GPU_target = [ id: "cuda" ]                // non-composite, no target_host
System_target = [ id: "cuda", id: "cpu" ]  // composite
optimize(E1, GPU_target)                   // func, target
set<pair<func, target_id>> S = legalize(E1, System_target)
for s in S:
  low_level_optimize(s.first, s.second)    // func, target

In cases where the (larger) system target is not needed, we could use the same target for optimization and legalization. As a result, all pairs in the set S would have the same second element.

Thanks for the example. One of our goal is to consolidate the setting into a single target so that the configuration becomes simple. In this case it should be the system target.

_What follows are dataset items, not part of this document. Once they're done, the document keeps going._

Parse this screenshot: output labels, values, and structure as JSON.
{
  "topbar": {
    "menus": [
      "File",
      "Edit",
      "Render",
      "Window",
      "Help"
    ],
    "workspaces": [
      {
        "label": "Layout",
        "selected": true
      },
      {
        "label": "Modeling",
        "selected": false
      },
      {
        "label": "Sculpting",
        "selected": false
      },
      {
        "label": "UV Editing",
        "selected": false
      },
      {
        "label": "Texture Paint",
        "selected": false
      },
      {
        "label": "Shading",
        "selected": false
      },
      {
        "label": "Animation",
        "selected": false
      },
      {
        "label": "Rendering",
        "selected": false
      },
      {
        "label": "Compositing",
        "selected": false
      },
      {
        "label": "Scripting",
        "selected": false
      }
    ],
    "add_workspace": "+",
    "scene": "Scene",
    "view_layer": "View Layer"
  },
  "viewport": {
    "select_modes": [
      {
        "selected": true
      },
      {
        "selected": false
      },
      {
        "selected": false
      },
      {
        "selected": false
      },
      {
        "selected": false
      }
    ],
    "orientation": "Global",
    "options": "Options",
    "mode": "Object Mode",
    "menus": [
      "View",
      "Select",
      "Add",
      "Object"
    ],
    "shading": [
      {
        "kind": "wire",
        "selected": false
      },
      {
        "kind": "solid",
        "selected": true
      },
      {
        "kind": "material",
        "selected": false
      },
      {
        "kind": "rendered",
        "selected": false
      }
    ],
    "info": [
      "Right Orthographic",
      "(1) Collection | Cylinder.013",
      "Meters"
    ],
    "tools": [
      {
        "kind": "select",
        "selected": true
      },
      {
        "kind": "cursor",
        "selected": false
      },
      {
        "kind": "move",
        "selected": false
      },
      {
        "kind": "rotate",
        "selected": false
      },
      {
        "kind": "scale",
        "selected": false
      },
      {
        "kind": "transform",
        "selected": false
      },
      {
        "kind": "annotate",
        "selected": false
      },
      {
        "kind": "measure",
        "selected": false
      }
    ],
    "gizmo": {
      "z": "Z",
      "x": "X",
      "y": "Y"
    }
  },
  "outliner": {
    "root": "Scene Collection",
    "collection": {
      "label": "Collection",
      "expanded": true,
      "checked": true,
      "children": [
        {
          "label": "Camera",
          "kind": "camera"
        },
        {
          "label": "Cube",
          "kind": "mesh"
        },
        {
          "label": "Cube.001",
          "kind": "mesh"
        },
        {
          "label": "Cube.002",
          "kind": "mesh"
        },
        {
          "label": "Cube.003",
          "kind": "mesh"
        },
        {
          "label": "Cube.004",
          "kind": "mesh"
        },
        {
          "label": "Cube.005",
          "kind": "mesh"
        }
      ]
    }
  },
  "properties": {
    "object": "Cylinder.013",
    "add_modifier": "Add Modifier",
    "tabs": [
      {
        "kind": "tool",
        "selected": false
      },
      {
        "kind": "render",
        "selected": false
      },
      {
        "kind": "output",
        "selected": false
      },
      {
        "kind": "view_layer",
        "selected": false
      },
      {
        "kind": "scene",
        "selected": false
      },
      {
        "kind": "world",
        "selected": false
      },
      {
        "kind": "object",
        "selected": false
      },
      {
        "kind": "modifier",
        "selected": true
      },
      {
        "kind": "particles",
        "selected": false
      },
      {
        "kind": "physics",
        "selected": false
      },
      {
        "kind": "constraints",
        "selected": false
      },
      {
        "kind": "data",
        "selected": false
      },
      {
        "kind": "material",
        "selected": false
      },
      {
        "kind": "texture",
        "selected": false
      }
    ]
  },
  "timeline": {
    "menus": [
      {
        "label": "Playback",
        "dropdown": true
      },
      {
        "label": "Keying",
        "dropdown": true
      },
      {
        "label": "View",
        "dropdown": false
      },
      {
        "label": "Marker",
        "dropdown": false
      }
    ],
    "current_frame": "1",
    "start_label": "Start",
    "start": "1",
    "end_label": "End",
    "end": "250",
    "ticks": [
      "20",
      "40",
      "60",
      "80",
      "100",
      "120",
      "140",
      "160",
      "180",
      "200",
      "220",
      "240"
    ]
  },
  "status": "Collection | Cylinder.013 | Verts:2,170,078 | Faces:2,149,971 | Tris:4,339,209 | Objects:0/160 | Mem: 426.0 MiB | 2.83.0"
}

I still think it is useful to allow an optionally target_host(we can also change the name if we find a better alternative) for the following reasons:

  • It can be viewed as a “compilation option” for the “virtual target”(about how to generate the driving code).
  • It ensures the conciseness of the target specification when the we target a single gpu(which is the most common setting). In most cases target_host is implied to be the system cpu target, but in the case of cross compilation to a different board we will need to specify it.
  • We can differentiate from the real CPU + GPU mix setting(E0), as the composite target fits the later case, and we can provide specific optimizations for the programs in the form of E1.

Of course, it is important for the code generator to:

  • validate the target host matches the system cpu target if a composite target is specified
  • Fill in the target host using the target in the composition if target host is not specified in the multiple device case.